Berater ja, Fahrer nein: Das Comeback von Michael Schumacher platzte

Formel 1 2009

— 13.11.2009

Schumacher: "Ich fühlte mich bereit"

Der frühere Ferrari-Pilot Michael Schumacher blickt zurück auf sein geplatztes Formel-1-Comeback und spricht über seine Liebe zum Motorsport

Es wäre die Sensation schlechthin geworden: Michael Schumacher wollte im Sommer für den verletzten Felipe Massa ins Renncockpit bei Ferrari steigen und seinen früheren Stallgefährten vertreten. Eine Nackenverletzung verhinderte das Comeback des Rekordchampions, sodass Ferrari auf andere Piloten zurückgreifen musste. Schumacher selbst wäre jedenfalls gerne gefahren.
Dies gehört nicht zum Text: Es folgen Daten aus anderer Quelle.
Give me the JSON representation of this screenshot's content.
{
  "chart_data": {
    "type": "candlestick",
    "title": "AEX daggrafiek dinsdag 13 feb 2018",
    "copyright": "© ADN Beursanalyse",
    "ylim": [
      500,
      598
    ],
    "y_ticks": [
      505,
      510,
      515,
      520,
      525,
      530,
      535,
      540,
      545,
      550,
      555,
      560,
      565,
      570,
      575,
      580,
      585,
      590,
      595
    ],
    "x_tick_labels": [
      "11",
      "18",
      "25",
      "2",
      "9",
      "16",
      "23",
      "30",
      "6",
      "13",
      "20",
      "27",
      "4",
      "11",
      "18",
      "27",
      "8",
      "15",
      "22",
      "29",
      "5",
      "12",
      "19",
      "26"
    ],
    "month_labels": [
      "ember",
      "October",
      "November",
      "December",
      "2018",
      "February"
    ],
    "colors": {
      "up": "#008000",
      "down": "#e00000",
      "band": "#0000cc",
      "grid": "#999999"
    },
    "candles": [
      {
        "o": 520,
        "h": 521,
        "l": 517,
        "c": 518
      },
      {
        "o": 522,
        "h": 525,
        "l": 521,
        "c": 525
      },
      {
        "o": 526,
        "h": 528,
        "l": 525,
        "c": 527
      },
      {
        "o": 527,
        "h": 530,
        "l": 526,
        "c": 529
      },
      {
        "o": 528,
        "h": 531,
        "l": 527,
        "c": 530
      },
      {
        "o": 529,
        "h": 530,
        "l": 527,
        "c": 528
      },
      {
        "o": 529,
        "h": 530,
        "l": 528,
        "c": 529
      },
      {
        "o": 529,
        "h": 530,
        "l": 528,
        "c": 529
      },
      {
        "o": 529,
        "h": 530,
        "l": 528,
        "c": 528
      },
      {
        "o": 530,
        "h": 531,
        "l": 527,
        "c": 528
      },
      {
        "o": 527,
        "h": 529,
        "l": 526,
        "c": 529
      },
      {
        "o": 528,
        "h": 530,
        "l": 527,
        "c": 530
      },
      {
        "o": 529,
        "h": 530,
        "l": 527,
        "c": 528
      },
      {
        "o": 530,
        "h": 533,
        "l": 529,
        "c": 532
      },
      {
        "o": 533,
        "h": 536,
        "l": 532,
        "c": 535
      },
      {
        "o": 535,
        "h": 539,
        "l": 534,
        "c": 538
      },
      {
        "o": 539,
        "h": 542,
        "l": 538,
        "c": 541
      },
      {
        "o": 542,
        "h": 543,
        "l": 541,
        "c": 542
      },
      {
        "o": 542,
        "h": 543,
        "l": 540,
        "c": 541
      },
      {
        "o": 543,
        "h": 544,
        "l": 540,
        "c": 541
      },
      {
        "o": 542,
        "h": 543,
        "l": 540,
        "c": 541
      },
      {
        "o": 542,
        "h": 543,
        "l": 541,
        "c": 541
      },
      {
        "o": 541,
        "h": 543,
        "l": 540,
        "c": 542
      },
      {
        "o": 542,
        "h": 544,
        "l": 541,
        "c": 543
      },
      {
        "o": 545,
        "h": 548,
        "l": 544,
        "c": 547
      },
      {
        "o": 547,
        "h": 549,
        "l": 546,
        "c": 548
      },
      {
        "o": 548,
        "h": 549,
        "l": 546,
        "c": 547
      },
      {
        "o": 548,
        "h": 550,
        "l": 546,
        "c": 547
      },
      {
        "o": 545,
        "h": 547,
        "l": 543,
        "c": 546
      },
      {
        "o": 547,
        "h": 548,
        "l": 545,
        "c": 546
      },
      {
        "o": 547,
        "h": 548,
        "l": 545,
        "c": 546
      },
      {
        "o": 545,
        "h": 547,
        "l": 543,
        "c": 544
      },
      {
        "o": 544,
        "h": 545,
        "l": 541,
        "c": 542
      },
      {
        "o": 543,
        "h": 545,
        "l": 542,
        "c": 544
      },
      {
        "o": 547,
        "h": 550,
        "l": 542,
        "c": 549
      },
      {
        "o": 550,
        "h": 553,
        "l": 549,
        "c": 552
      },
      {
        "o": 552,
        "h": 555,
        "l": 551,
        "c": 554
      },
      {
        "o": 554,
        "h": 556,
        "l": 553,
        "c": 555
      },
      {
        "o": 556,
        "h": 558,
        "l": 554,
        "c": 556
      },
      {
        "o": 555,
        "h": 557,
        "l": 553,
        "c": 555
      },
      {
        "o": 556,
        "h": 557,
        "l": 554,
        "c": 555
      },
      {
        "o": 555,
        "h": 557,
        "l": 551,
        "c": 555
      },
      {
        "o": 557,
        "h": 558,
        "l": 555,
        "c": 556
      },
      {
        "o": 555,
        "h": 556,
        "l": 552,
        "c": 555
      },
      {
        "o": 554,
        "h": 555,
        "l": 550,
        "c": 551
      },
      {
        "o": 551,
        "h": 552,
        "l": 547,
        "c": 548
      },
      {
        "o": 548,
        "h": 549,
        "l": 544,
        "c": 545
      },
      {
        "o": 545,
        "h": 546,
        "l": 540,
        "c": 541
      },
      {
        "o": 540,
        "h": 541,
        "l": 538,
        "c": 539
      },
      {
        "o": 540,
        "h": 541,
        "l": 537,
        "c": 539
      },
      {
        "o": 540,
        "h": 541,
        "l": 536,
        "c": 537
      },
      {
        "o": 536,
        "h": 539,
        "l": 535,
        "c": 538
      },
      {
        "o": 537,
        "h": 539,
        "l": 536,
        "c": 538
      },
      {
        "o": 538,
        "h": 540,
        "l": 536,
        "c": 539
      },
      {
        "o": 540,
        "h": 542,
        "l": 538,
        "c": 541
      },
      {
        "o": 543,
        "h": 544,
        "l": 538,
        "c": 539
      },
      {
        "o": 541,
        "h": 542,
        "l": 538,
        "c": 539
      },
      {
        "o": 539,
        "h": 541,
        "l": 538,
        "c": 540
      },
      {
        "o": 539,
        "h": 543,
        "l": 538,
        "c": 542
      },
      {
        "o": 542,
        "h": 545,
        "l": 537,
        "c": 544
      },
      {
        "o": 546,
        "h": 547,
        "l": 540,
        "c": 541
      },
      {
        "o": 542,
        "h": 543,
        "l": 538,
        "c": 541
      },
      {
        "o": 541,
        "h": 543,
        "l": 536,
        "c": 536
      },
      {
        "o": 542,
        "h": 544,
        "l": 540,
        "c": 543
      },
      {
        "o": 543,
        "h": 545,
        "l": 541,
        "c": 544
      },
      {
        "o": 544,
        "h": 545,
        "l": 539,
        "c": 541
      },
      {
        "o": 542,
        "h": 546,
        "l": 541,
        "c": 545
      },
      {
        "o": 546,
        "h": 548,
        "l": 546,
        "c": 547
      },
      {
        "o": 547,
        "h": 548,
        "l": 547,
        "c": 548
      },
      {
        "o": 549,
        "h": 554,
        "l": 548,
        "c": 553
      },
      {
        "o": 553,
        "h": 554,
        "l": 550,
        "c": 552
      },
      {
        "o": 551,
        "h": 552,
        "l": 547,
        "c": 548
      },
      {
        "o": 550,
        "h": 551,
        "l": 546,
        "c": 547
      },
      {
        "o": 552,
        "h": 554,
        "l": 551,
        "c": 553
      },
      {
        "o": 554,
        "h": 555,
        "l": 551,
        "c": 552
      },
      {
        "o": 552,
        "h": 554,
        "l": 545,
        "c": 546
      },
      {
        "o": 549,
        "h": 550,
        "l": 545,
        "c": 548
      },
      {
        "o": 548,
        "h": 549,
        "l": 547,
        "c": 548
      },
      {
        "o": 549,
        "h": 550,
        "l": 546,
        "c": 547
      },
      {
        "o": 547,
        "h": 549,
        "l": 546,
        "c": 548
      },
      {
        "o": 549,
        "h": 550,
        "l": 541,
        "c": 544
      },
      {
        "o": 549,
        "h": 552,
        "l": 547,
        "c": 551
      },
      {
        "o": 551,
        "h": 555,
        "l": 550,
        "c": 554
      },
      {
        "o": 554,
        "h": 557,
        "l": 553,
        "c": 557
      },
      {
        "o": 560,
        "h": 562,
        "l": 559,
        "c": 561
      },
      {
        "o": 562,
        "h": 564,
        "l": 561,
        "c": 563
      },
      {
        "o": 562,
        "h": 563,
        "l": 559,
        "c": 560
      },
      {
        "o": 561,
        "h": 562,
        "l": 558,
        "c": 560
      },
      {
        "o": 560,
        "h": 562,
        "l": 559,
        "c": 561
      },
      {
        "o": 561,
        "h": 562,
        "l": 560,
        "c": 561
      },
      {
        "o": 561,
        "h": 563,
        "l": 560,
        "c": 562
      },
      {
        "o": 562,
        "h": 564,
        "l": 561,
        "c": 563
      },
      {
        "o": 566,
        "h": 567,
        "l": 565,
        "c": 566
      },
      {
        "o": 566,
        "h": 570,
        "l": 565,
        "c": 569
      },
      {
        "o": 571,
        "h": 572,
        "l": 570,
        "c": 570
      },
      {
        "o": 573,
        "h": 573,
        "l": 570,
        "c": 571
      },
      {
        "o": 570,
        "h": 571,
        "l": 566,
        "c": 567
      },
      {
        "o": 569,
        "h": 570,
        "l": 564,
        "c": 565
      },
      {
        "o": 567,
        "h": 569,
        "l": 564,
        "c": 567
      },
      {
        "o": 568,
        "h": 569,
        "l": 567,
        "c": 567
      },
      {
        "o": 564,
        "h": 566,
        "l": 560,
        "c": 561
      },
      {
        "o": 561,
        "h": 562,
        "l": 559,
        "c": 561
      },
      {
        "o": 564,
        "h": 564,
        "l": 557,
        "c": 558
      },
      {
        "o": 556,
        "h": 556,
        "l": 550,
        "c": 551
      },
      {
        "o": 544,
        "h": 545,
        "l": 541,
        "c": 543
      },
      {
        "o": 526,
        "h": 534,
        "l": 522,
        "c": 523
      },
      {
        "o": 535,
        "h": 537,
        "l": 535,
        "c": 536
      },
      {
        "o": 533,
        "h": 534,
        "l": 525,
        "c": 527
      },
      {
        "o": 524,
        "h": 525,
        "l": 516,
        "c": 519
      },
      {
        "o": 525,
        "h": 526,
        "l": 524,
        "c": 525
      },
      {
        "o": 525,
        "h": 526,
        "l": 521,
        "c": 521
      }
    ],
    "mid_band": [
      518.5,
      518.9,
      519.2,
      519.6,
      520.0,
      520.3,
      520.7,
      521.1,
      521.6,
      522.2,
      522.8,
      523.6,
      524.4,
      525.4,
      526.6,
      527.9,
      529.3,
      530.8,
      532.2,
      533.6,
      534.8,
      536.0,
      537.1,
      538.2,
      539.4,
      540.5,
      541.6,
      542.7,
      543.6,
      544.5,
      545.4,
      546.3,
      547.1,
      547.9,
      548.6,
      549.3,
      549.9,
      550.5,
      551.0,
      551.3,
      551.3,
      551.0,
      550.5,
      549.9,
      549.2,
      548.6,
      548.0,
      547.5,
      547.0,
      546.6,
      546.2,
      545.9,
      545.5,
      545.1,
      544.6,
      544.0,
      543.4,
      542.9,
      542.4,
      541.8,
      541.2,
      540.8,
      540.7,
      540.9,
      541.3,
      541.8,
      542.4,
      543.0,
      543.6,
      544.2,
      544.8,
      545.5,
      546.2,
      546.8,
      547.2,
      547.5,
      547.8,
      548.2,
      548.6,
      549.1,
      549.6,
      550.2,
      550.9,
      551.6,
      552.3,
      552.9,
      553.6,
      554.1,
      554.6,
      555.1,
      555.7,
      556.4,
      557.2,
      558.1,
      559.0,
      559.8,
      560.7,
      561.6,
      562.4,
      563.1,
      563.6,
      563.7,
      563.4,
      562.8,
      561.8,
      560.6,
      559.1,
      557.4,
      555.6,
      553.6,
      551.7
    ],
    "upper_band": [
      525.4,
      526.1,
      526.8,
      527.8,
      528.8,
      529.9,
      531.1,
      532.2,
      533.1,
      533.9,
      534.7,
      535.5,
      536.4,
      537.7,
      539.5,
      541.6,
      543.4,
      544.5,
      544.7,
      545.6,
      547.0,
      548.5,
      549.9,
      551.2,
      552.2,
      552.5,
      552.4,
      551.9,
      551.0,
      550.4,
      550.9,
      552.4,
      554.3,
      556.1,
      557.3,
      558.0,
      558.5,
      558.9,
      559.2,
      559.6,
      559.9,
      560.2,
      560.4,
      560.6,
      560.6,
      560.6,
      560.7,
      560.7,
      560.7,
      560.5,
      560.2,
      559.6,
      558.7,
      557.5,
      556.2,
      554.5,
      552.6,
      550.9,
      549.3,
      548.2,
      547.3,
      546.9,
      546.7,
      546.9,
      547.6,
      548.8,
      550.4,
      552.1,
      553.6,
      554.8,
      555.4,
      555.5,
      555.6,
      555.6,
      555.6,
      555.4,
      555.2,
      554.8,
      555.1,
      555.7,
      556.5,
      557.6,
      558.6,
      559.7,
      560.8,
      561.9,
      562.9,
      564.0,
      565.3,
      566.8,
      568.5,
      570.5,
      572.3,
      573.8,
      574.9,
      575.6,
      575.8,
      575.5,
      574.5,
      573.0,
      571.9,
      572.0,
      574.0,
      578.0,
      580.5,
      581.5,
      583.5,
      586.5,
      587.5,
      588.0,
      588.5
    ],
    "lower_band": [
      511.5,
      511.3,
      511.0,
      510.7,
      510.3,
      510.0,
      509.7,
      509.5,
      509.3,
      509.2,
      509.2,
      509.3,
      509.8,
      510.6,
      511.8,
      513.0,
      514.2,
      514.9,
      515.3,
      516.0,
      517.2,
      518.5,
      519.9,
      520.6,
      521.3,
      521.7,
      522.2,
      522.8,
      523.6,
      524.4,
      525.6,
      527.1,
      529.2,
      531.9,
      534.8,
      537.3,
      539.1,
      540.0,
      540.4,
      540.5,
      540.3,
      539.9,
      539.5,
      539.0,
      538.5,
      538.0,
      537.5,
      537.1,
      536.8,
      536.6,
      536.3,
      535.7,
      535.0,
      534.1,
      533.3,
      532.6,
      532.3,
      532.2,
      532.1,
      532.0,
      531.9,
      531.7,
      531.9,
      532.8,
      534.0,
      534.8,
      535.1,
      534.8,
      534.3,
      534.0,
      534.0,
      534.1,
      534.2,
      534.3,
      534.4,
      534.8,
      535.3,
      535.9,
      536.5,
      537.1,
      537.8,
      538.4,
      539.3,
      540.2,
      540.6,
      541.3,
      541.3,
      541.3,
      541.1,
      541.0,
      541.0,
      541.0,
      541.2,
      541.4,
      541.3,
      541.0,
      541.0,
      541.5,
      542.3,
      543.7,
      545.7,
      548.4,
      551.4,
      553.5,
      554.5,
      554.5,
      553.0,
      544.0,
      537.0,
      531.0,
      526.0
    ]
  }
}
"Ich stand in diesem Jahr kurz davor, Felipe zu ersetzen", so der siebenmalige Formel-1-Weltmeister auf einer Pressekonferenz. "Es war jedenfalls eine große Enttäuschung, nicht dazu in der Lage gewesen zu sein, für Felipe einzuspringen. Das war der Hauptgrund. Ich wollte einfach dem Team helfen, denn es musste sich mit außergewöhnlichen Umständen auseinander setzen", sagt Schumacher.

Zunächst lief alles nach Plan: Der deutsche Rennfahrer drehte fleißig Proberunden im F2007, der mit GP2-Reifen ausgestattet war. "Ich brauchte nicht lange, um das Auto am Limit zu bewegen. Das hat mir viel Spaß gemacht, nachdem ich so lange außen vor gewesen war. Es dauerte nicht lange, bis ich mich wohl fühlte und wieder da war. Ich fühlte mich bereit", meint Schumacher rückblickend.
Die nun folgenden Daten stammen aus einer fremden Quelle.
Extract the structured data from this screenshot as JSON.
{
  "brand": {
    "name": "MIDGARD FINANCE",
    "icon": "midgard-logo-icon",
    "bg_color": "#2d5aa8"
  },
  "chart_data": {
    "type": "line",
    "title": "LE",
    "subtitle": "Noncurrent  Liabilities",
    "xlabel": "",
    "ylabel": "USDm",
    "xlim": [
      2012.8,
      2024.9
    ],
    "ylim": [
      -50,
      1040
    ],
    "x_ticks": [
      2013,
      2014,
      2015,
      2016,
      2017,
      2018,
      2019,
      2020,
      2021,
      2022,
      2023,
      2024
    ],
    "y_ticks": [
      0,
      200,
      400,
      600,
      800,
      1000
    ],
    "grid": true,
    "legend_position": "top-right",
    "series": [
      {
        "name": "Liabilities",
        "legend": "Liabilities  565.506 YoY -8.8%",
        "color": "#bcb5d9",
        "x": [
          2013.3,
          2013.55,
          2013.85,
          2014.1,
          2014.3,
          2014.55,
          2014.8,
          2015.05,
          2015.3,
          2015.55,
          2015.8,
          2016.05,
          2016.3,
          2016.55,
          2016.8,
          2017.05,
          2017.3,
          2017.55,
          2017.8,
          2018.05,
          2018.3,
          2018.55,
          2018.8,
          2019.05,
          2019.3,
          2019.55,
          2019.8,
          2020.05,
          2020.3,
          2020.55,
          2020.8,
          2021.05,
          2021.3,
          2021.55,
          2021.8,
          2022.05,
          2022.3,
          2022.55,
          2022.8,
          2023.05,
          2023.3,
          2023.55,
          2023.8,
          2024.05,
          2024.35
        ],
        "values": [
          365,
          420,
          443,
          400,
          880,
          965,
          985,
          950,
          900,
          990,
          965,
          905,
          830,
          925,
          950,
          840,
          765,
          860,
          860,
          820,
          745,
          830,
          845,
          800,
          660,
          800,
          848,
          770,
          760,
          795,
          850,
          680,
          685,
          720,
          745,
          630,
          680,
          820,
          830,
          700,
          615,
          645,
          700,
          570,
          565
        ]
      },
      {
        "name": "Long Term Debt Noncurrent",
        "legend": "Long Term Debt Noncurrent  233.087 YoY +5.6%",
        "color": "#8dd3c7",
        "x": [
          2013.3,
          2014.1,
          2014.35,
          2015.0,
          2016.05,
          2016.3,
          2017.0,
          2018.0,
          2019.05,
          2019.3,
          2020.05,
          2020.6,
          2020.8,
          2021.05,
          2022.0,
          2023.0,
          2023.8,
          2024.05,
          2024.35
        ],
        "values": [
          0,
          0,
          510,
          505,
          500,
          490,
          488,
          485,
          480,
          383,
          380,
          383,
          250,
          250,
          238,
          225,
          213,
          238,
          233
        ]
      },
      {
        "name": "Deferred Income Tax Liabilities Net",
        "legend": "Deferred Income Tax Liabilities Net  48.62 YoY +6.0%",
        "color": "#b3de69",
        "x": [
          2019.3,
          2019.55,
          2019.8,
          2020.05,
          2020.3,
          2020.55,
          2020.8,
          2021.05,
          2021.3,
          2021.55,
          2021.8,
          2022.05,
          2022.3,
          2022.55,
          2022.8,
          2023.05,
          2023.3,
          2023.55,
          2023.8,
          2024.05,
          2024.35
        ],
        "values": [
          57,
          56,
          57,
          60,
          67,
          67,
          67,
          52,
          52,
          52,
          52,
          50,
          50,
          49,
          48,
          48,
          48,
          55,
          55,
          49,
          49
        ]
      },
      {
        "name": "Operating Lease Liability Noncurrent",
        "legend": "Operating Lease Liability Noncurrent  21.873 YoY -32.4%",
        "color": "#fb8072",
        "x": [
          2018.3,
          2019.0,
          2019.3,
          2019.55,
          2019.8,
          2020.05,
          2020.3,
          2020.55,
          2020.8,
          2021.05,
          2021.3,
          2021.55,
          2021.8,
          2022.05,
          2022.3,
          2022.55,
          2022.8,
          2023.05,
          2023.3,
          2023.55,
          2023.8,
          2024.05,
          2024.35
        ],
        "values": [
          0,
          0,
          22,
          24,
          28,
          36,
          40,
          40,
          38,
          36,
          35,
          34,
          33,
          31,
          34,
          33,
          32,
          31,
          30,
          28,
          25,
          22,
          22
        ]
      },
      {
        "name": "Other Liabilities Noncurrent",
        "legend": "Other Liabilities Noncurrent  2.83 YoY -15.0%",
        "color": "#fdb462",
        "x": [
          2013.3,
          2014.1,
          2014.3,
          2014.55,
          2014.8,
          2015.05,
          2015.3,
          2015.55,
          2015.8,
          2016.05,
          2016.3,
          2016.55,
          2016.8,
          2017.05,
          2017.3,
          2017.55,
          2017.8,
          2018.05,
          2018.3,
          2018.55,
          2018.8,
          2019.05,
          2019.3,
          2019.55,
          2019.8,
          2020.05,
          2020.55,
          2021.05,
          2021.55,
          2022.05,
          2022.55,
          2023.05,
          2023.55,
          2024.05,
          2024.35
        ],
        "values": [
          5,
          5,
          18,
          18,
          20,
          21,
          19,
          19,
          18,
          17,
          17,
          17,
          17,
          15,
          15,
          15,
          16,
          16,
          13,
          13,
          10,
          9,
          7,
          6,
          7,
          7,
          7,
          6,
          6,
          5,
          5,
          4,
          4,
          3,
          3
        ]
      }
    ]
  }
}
Doch eben dieser Test hatten auch zur Folge, dass Schumacher nicht wieder in die Formel 1 zurückkehren konnte: Der Nacken des 40-Jährigen machte Beschwerden. "Es wurde klar, dass ich doch nicht bereit war", so Schumacher. "Rückblickend bedauere ich natürlich, dass ich im Februar gestürzt bin, aber manchmal schreibt das Leben eben eine Story und du musst mit deinem Schicksal klarkommen."
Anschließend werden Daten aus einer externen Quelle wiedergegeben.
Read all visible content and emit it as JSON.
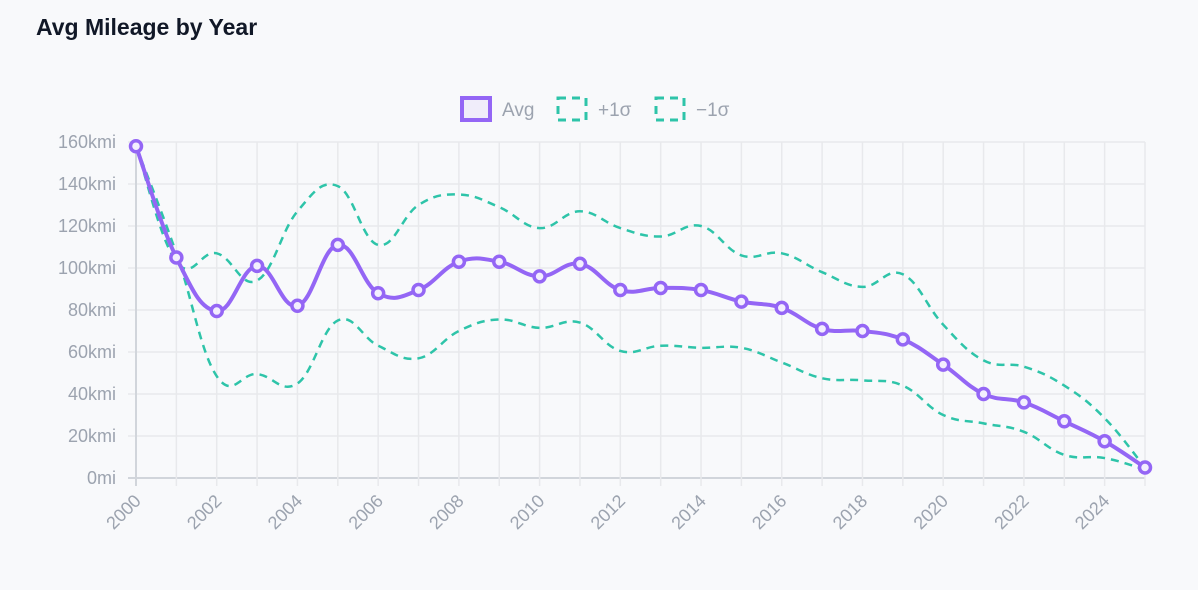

"Motorräder liebe ich noch immer. Seither habe ich zwar kein Rennen mehr bestritten, aber schauen wir einmal, was in der Zukunft passiert. Mein Nacken sollte zum Jahresende oder zum Beginn des neuen Jahres wieder vollkommen wiederhergestellt sein", erläutert der ehemalige Ferrari-Fahrer und schließt ein Comeback nicht aus: "Ob ich künftig wieder Rennen fahren werde, werden wir sehen."

Ganz wohl wäre dem Deutschen bei einer Rückkehr in die Formel 1 aber nicht, sollte er 2010 noch einmal ins Lenkrad greifen: "Dann wäre ich schon 41 Jahre alt und das würde mich zum Formel-1-Opa machen. Ich bin mir nicht sicher, ob ich das will", so Schumacher, der nach der Saison 2006 in den Rennruhestand eintrat. Hinter dieser Entscheidung steht er noch immer: "Ich bereue es nicht."